Why Reinaldo Arenas and not Severo Sarduy? Born six years apart, the gay Cuban exile novelists died of aids in within three years of each other. In death, Arenas became a star, then, with Julian Schnabel's film , a superstar, whereas the twenty years since Sarduy's passing in 1993 have largely erased the memory of his accomplishments. His novel Cobra won France's Prix Médicis étranger in 1972, immediately followed by four literary heavyweights, Milan Kundera, Julio Cortazar, Steven Millhauser, and Doris Lessing, but for some reason his win did not propel him to their level of international acclaim, possibly because his novel is about a kitschy trans cabaret performer at the Lyrical Theater of Dolls.
Born in 1937 in Cuba's third largest city Camagüey, he left at 23 to study in Madrid but within a month diplomatic ties frayed between Spain and Cuba, and Sarduy had to move to Paris. He stayed there for the rest of his life, though he traveled throughout Europe and met his longtime companion François Wahl on vacation in Italy. His two volumes of essays are Written on a Body and Christ on the Rue Jacob, which Booklist called, "a special book of thrilling ideas excitingly expressed."

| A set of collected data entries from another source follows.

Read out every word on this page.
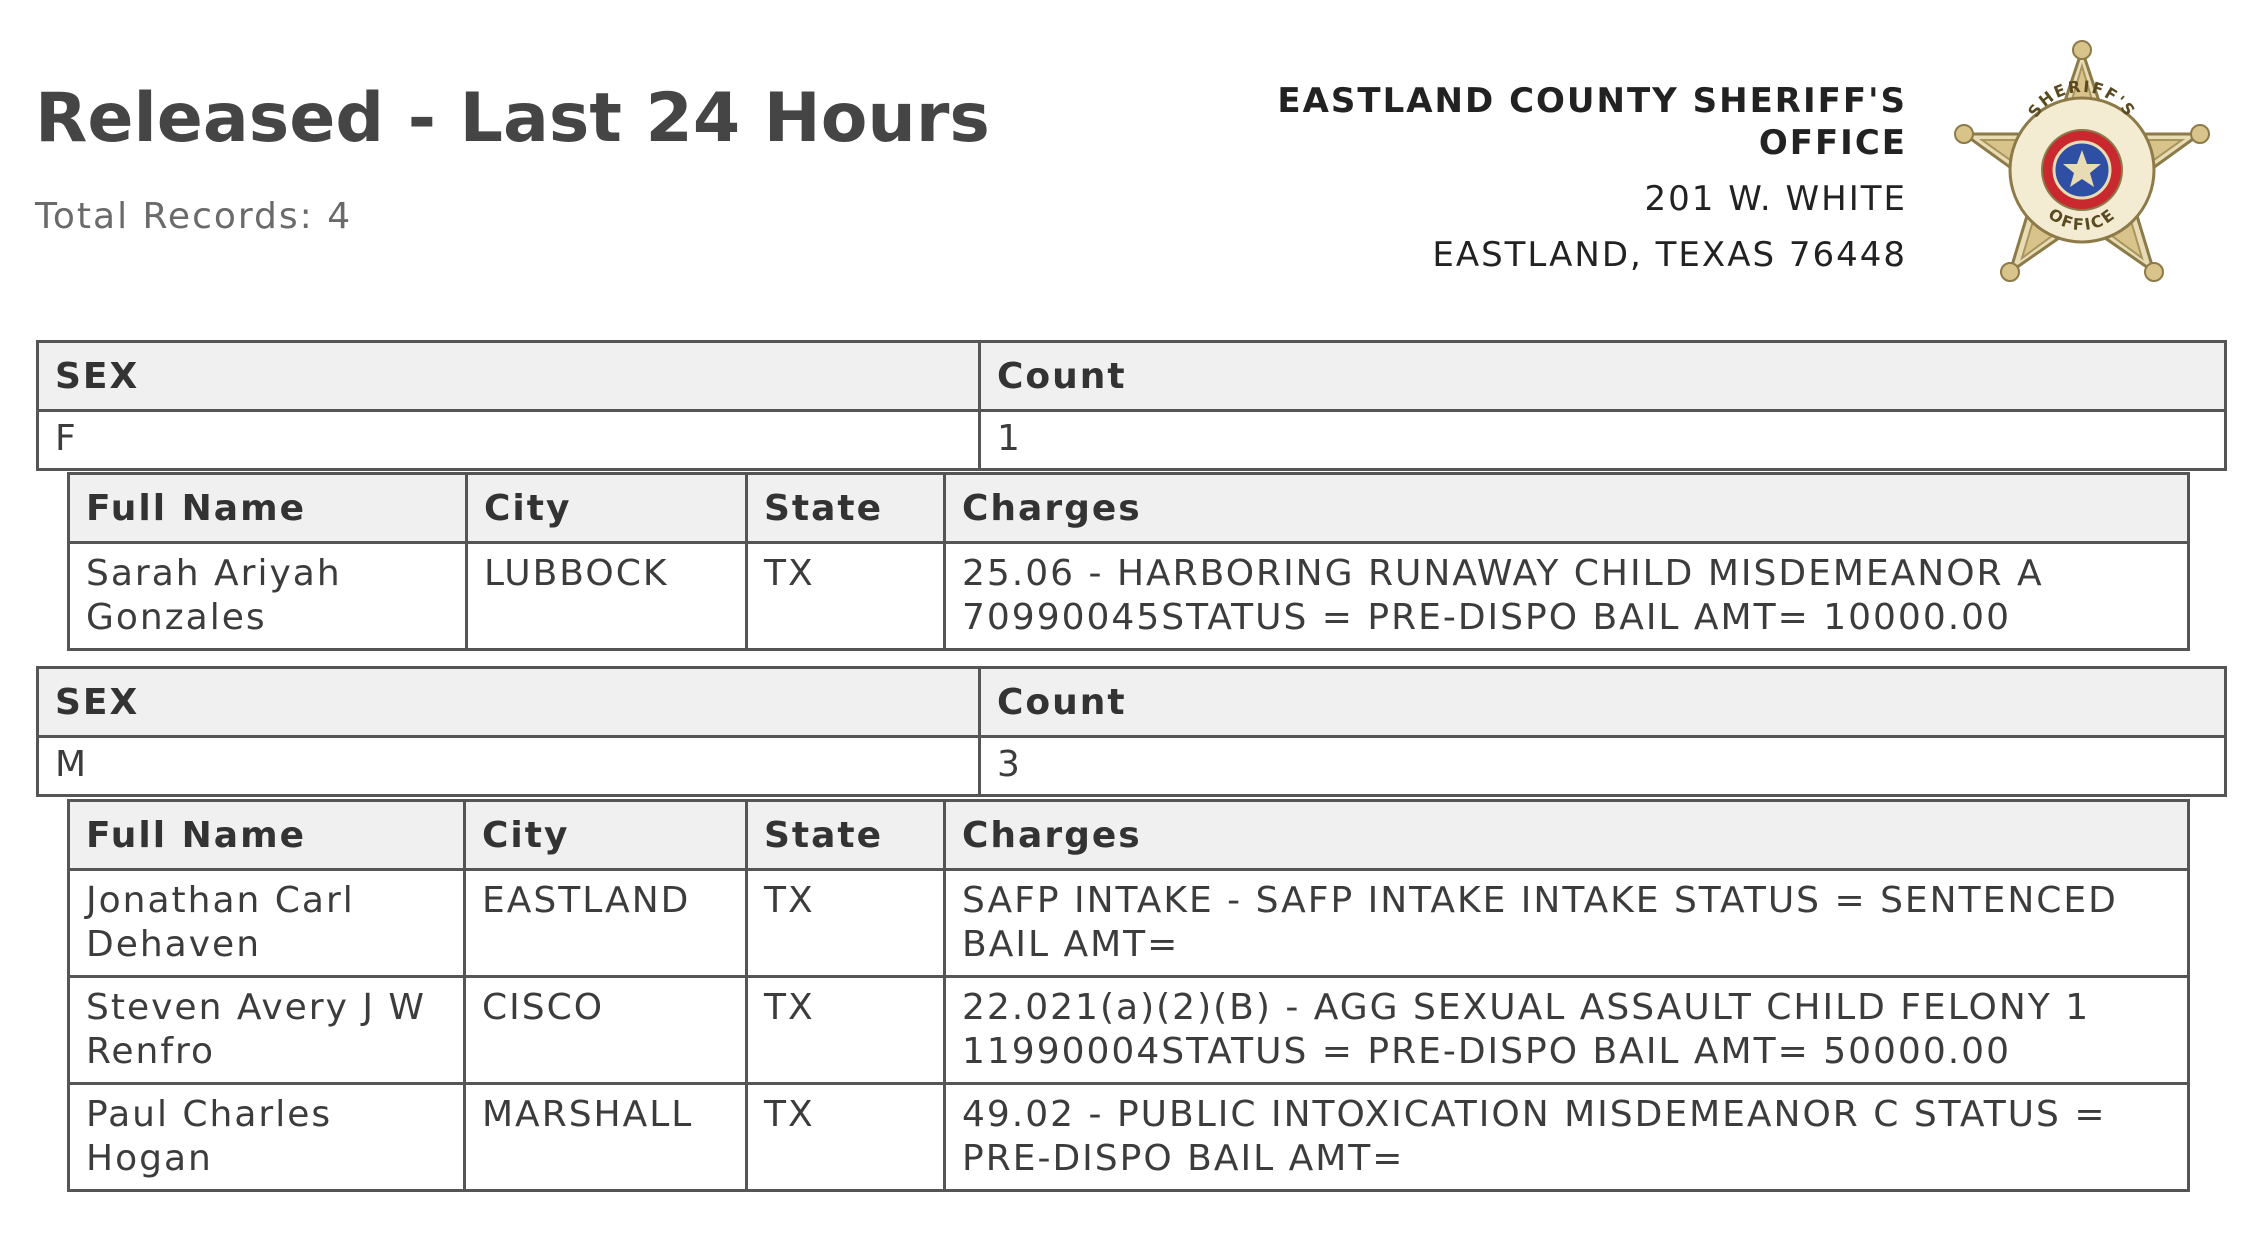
Released - Last 24 Hours
Total Records: 4
EASTLAND COUNTY SHERIFF'S
OFFICE
201 W. WHITE
EASTLAND, TEXAS 76448
SHERIFF'S
OFFICE
SEX	Count
F	1
Full Name	City	State	Charges
Sarah Ariyah Gonzales	LUBBOCK	TX	25.06 - HARBORING RUNAWAY CHILD MISDEMEANOR A 70990045STATUS = PRE-DISPO BAIL AMT= 10000.00
SEX	Count
M	3
Full Name	City	State	Charges
Jonathan Carl Dehaven	EASTLAND	TX	SAFP INTAKE - SAFP INTAKE INTAKE STATUS = SENTENCED BAIL AMT=
Steven Avery J W Renfro	CISCO	TX	22.021(a)(2)(B) - AGG SEXUAL ASSAULT CHILD FELONY 1 11990004STATUS = PRE-DISPO BAIL AMT= 50000.00
Paul Charles Hogan	MARSHALL	TX	49.02 - PUBLIC INTOXICATION MISDEMEANOR C STATUS = PRE-DISPO BAIL AMT=
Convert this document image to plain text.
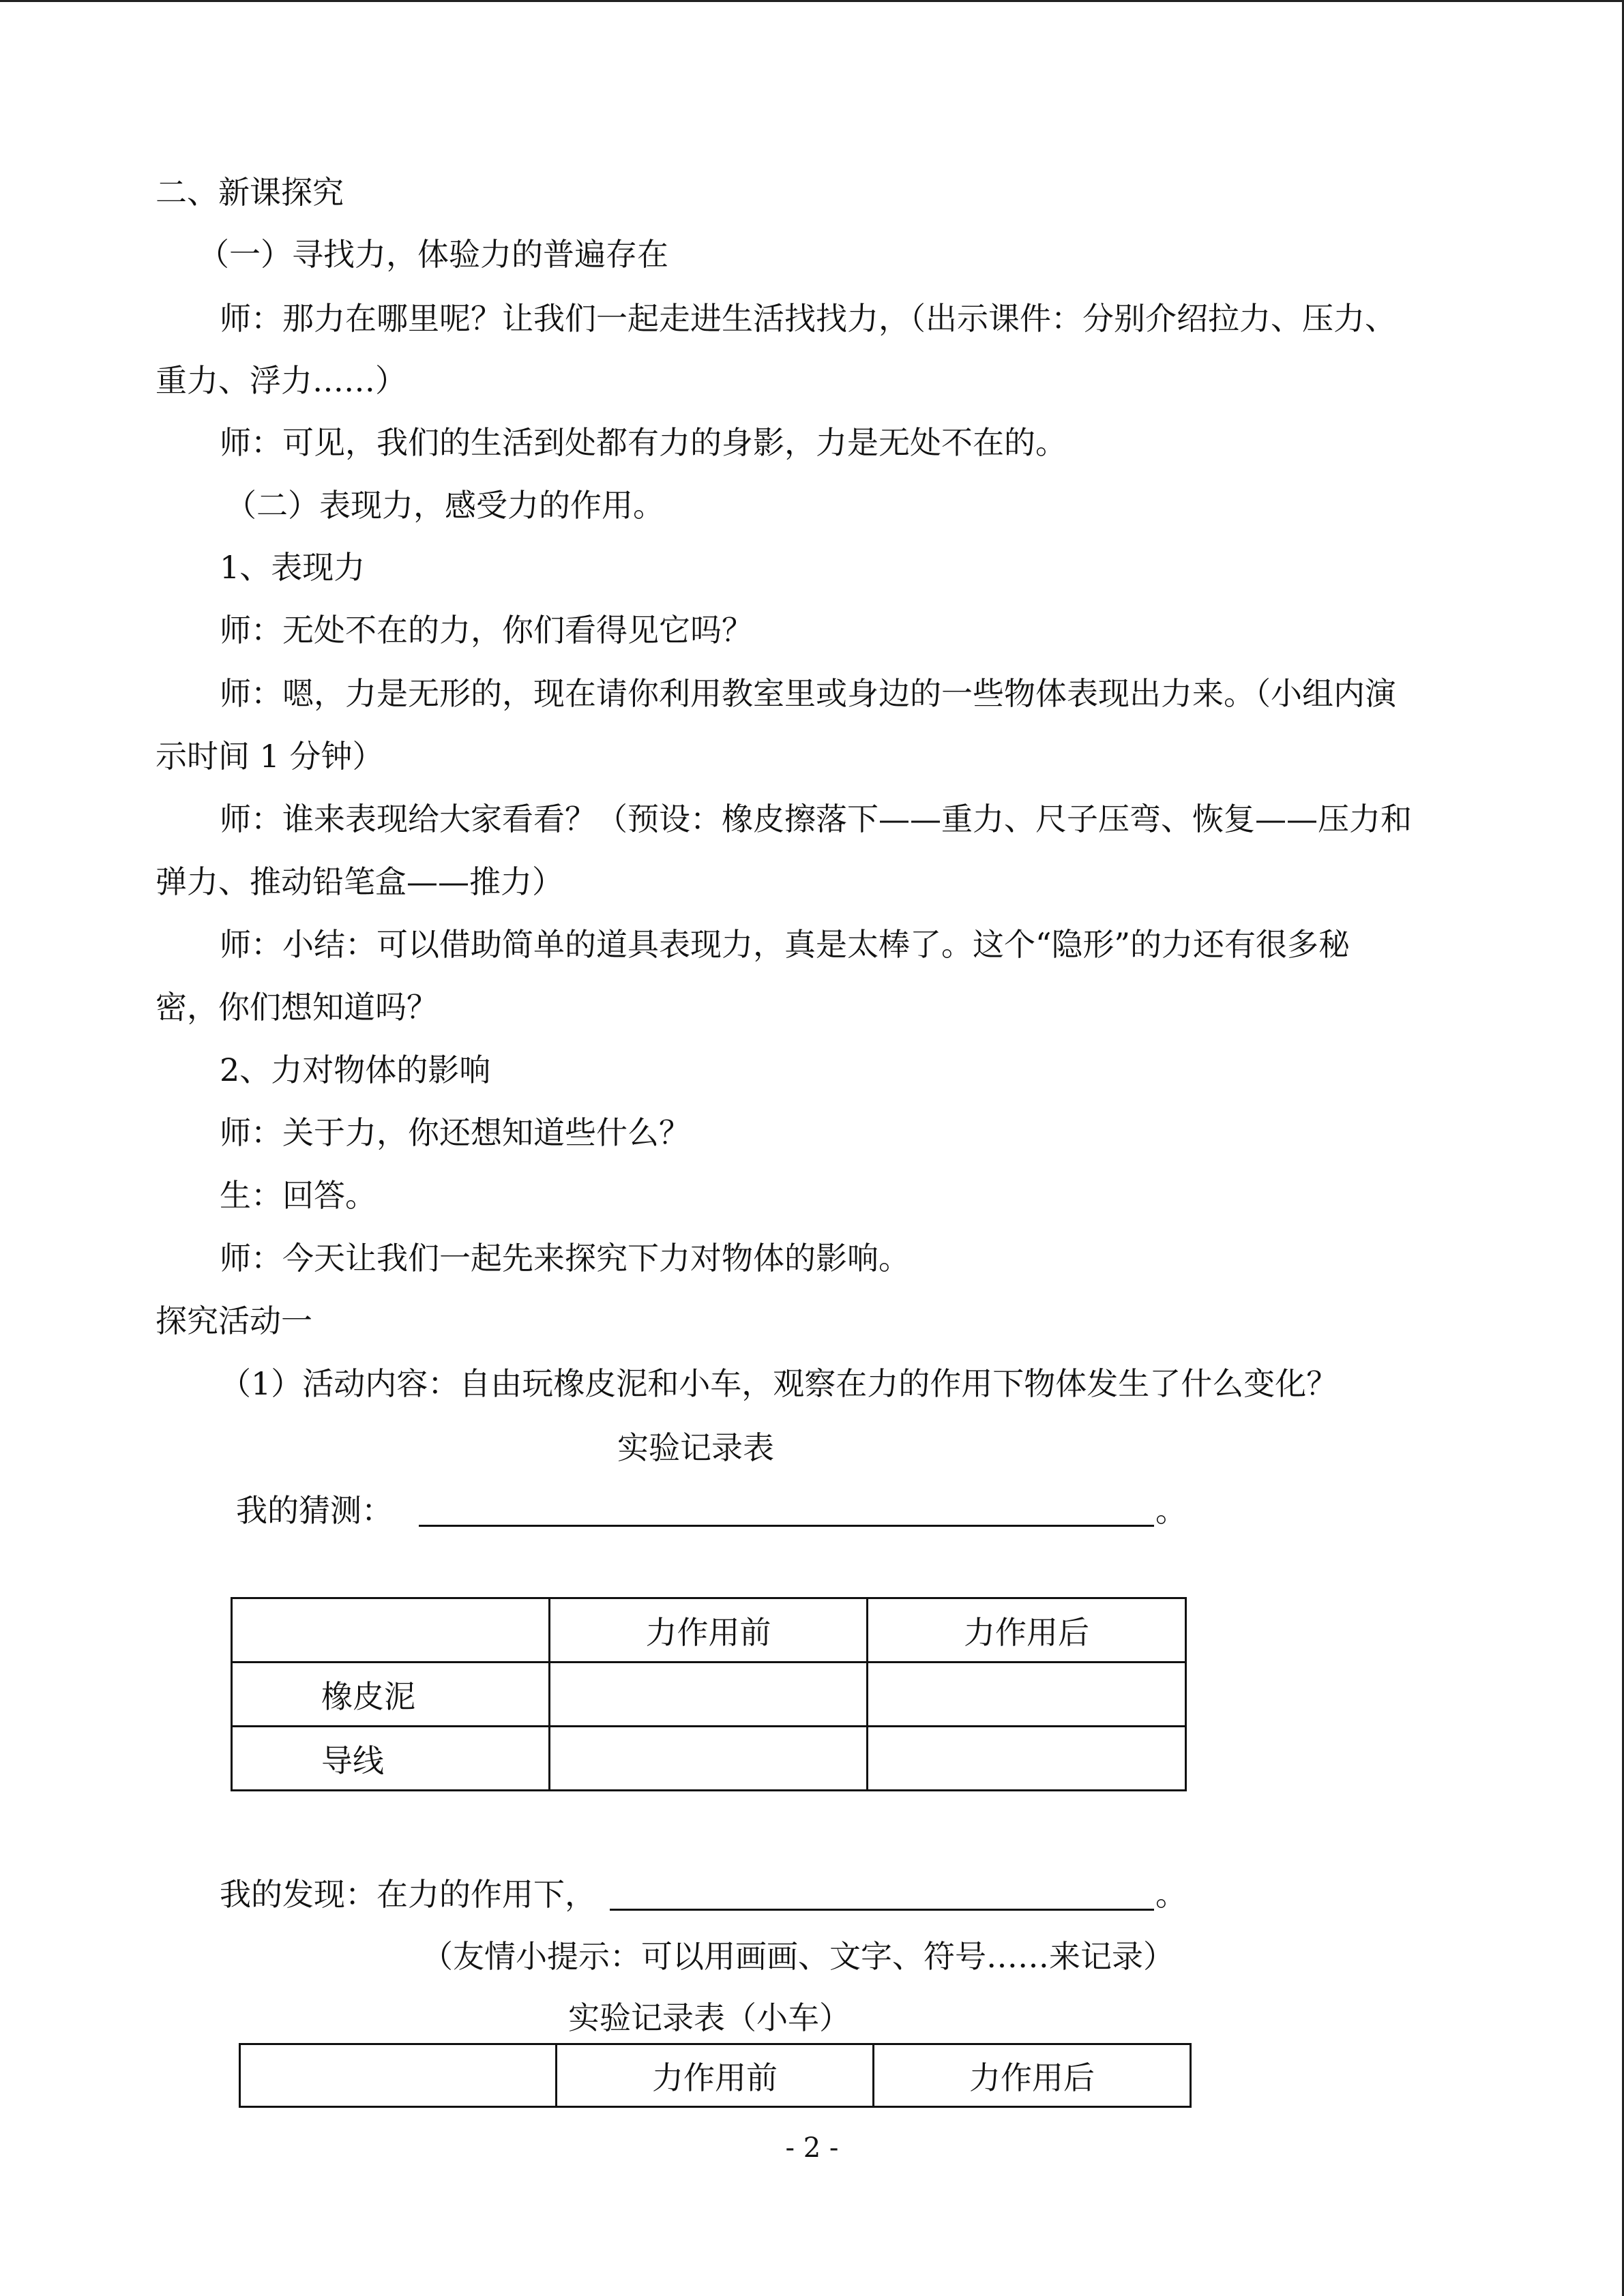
二、新课探究
（一）寻找力，体验力的普遍存在
师：那力在哪里呢？让我们一起走进生活找找力，（出示课件：分别介绍拉力、压力、
重力、浮力……）
师：可见，我们的生活到处都有力的身影，力是无处不在的。
（二）表现力，感受力的作用。
1、表现力
师：无处不在的力，你们看得见它吗？
师：嗯，力是无形的，现在请你利用教室里或身边的一些物体表现出力来。（小组内演
示时间 1 分钟）
师：谁来表现给大家看看？（预设：橡皮擦落下——重力、尺子压弯、恢复——压力和
弹力、推动铅笔盒——推力）
师：小结：可以借助简单的道具表现力，真是太棒了。这个“隐形”的力还有很多秘
密，你们想知道吗？
2、力对物体的影响
师：关于力，你还想知道些什么？
生：回答。
师：今天让我们一起先来探究下力对物体的影响。
探究活动一
（1）活动内容：自由玩橡皮泥和小车，观察在力的作用下物体发生了什么变化？
实验记录表
我的猜测：	。
	力作用前	力作用后
橡皮泥		
导线		
我的发现：在力的作用下，	。
（友情小提示：可以用画画、文字、符号……来记录）
实验记录表（小车）
	力作用前	力作用后
- 2 -
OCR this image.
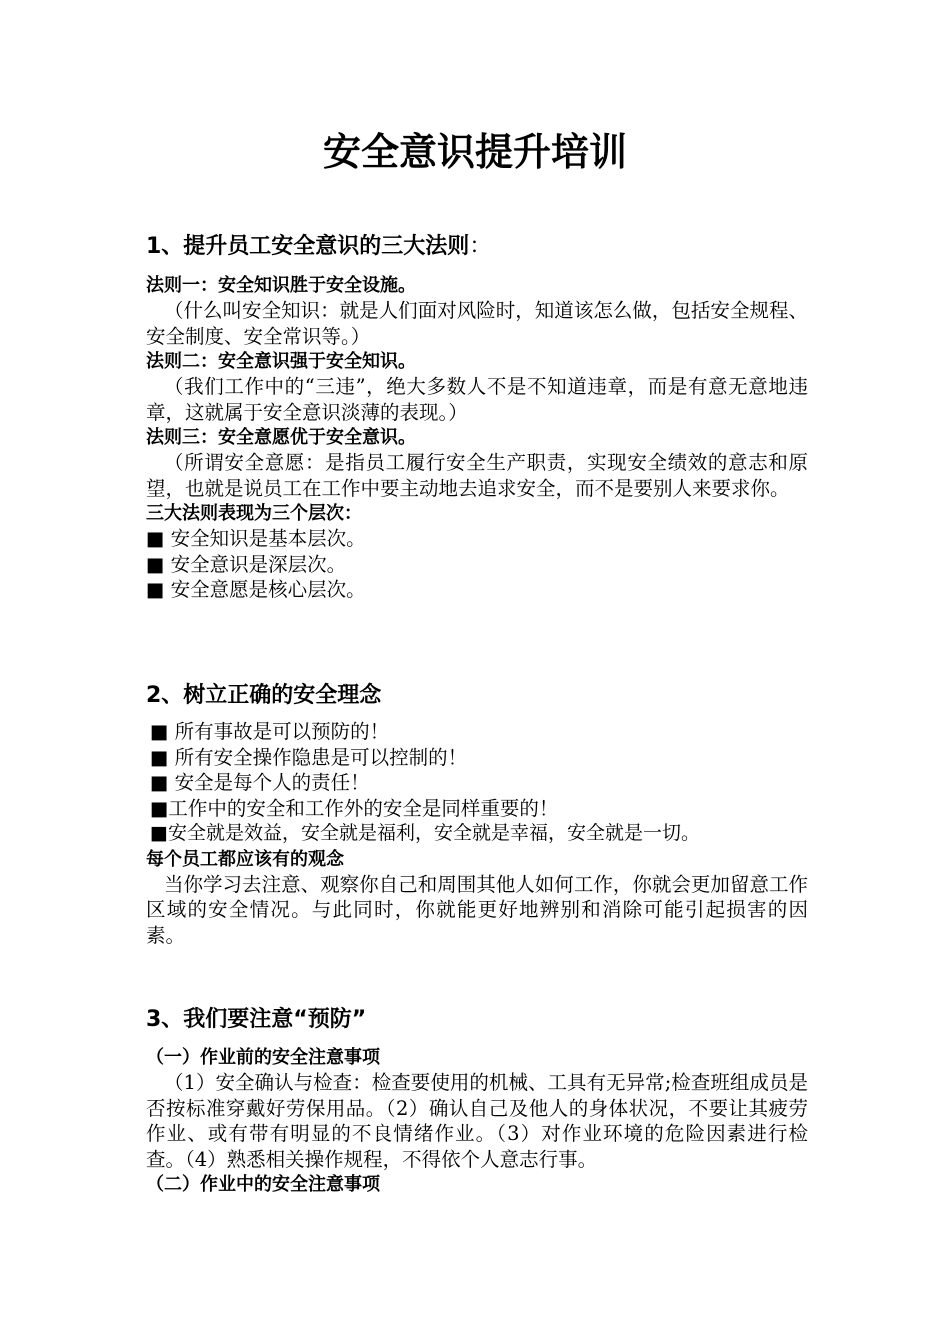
安全意识提升培训
1、提升员工安全意识的三大法则：

法则一：安全知识胜于安全设施。

（什么叫安全知识：就是人们面对风险时，知道该怎么做，包括安全规程、安全制度、安全常识等。）

法则二：安全意识强于安全知识。

（我们工作中的“三违”，绝大多数人不是不知道违章，而是有意无意地违章，这就属于安全意识淡薄的表现。）

法则三：安全意愿优于安全意识。

（所谓安全意愿：是指员工履行安全生产职责，实现安全绩效的意志和原望，也就是说员工在工作中要主动地去追求安全，而不是要别人来要求你。

三大法则表现为三个层次：

■ 安全知识是基本层次。

■ 安全意识是深层次。

■ 安全意愿是核心层次。

2、树立正确的安全理念

■ 所有事故是可以预防的！

■ 所有安全操作隐患是可以控制的！

■ 安全是每个人的责任！

■工作中的安全和工作外的安全是同样重要的！

■安全就是效益，安全就是福利，安全就是幸福，安全就是一切。

每个员工都应该有的观念

当你学习去注意、观察你自己和周围其他人如何工作，你就会更加留意工作区域的安全情况。与此同时，你就能更好地辨别和消除可能引起损害的因素。

3、我们要注意“预防”

（一）作业前的安全注意事项

（1）安全确认与检查：检查要使用的机械、工具有无异常;检查班组成员是否按标准穿戴好劳保用品。（2）确认自己及他人的身体状况，不要让其疲劳作业、或有带有明显的不良情绪作业。（3）对作业环境的危险因素进行检查。（4）熟悉相关操作规程，不得依个人意志行事。

（二）作业中的安全注意事项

Last year wonderful Archipelago (forever blessed for bringing Gerbrand Bakker's gay novel The Twin to American readers) published Sarduy's novel Firefly [Kindle]: "For the first time in English, Severo Sarduy's most autobiographical work, centered on two transvestites who undergo oppositional sexual surgeries (one is castrated, the other is given a new member). This convention-defying, scatological, and very funny novel is a paradise of words, 'paradisic by plenitude' (Roland Barthes)."